Uittreksel uit arrest nr. 12/2007 van 17 januari 2007 Rolnummers 3867, 3868, 3872, 3880 en 3883 In zake : de beroepen tot gedeeltelijke vernietiging van de wet van 3 juli 2005 tot wijziging van bepa

Uittreksel uit arrest nr. 12/2007 van 17 januari 2007

Rolnummers 3867, 3868, 3872, 3880 en 3883

In zake : de beroepen tot gedeeltelijke vernietiging van de wet van 3 juli 2005 tot wijziging van bepaalde aspecten van het statuut van de personeelsleden van de politiediensten en houdende diverse bepalingen met betrekking tot de politiediensten, ingesteld door de vzw « Groep Brevethouders Officier Gemeentepolitie » en anderen.

Het Arbitragehof,

samengesteld uit de voorzitters A. Arts en M. Melchior, en de rechters P. Martens, R. Henneuse, M. Bossuyt, E. De Groot, L. Lavrysen, A. Alen, J.-P. Snappe, J.-P. Moerman, E. Derycke en J. Spreutels, bijgestaan door de griffier P.-Y. Dutilleux, onder voorzitterschap van voorzitter A. Arts,

wijst na beraad het volgende arrest :

  1. Onderwerp van de beroepen en rechtspleging

    1. Bij verzoekschrift dat aan het Hof is toegezonden bij op 26 januari 2006 ter post aangetekende brief en ter griffie is ingekomen op 27 januari 2006, heeft de vzw « Groep Brevethouders Officier Gemeentepolitie », met zetel te 2900 Schoten, Eugene Verbiststraat 32, beroep tot vernietiging ingesteld van de artikelen 13, 15, 17 en 19 tot 31 van de wet van 3 juli 2005 tot wijziging van bepaalde aspecten van het statuut van de personeelsleden van de politiediensten en houdende diverse bepalingen met betrekking tot de politiediensten (bekendgemaakt in het Belgisch Staatsblad van 29 juli 2005, tweede editie).

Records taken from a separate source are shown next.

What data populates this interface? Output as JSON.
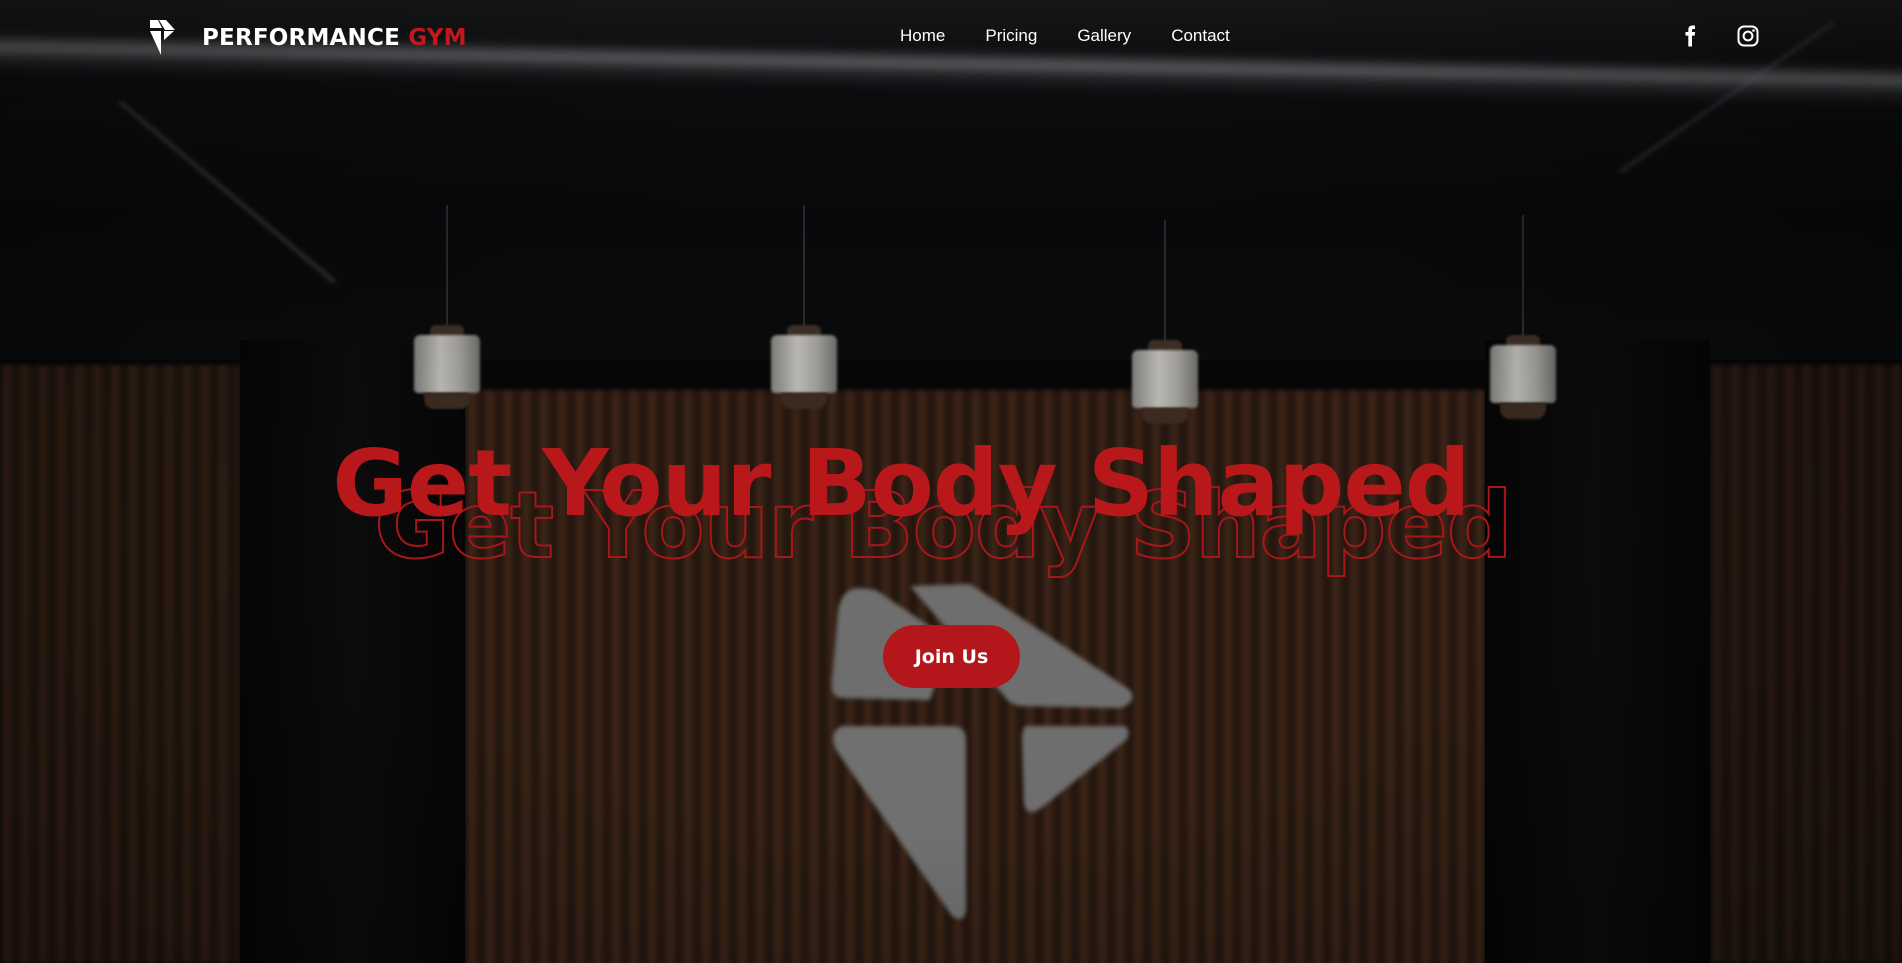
{
  "brand": {
    "name_primary": "PERFORMANCE",
    "name_accent": "GYM",
    "logo_icon": "brand-logo-icon"
  },
  "nav": {
    "items": [
      {
        "label": "Home"
      },
      {
        "label": "Pricing"
      },
      {
        "label": "Gallery"
      },
      {
        "label": "Contact"
      }
    ]
  },
  "social": {
    "items": [
      {
        "label": "Facebook",
        "icon": "facebook-icon"
      },
      {
        "label": "Instagram",
        "icon": "instagram-icon"
      }
    ]
  },
  "hero": {
    "headline": "Get Your Body Shaped",
    "cta_label": "Join Us"
  },
  "colors": {
    "accent": "#b8181a",
    "text": "#ffffff",
    "background": "#060607"
  }
}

    2. Bij verzoekschrift dat aan het Hof is toegezonden bij op 26 januari 2006 ter post aangetekende brief en ter griffie is ingekomen op 27 januari 2006, is beroep tot vernietiging ingesteld van de artikelen 13, 15, 17 en 19 tot 31 van dezelfde wet, door A. Vogel, wonende te 9850 Nevele, Prosper Cocquytstraat 9, H. Smet, wonende te 9170 Sint-Pauwels, Beekstraat 76, en K. Derous, wonende te 8480 Ichtegem, Populierenlaan 48.

    3. Bij verzoekschrift dat aan het Hof is toegezonden bij op 26 januari 2006 ter post aangetekende brief en ter griffie is ingekomen op 27 januari 2006, is beroep tot vernietiging ingesteld :

      - van de artikelen 28 tot 30 van dezelfde wet, door D. Van den Bussche, wonende te 2070 Zwijndrecht, Elzelaarstraat 14, C. Van Belleghem, wonende te 1500 Halle, Broekborre 196, P. De Bruyn, wonende te 2531 Vremde, Anemonenlaan 19, en H. Vandenbussche, wonende te 8400 Oostende, Salvialaan 39;

      - van de artikelen 9 en 35 van dezelfde wet, door F. Braem, wonende te 8200 Brugge, Hovenierslanden 4, A. Beeckman, wonende te 9000 Gent, Sint-Denijslaan 293, en F. Maes, wonende te 2520 Ranst, Schawijkstraat 80;

      - van de artikelen 14, 37, 3°, en 42 van dezelfde wet, door G. Vanhees, wonende te 3740 Borgloon, Stationsplein 9, E. Herckens, wonende te 3723 Kortessem, Lelielaan 21, B. Santermans, wonende te 2830 Wellen, Blokenstraat 10, en M. Follon, wonende te 3840 Borgloon, Guldenbodemlaan 69;

      - van de artikelen 22 en 23 van dezelfde wet, door C. Vennekens, wonende te 2150 Borsbeek, Frans Beirenslaan 52;

      - van artikel 42 van dezelfde wet, door E. De Baeck, wonende te 1840 Londerzeel, Linde 76, K. Minnen, wonende te 1540 Herfelingen, Barakkenbergstraat 5, en D. Van der Niepen, wonende te 9300 Aalst, Hof ten Bergestraat 197;

      - van de artikelen 37, 4°, en 39 van dezelfde wet, door D. Van der Niepen, voornoemd;

      - van artikel 19 van dezelfde wet, door L. Vanmassenhove, wonende te 8000 Brugge, Graaf de Meulenaerelaan 28;

      - van artikel 14 van dezelfde wet, door E. Herckens, voornoemd;

      - van de artikelen 11 en 44 van dezelfde wet, door P. De Ridder, wonende te 1861 Meise, Slozenstraat 36, F. Maes, A. Beeckman en F. Braem, voornoemd.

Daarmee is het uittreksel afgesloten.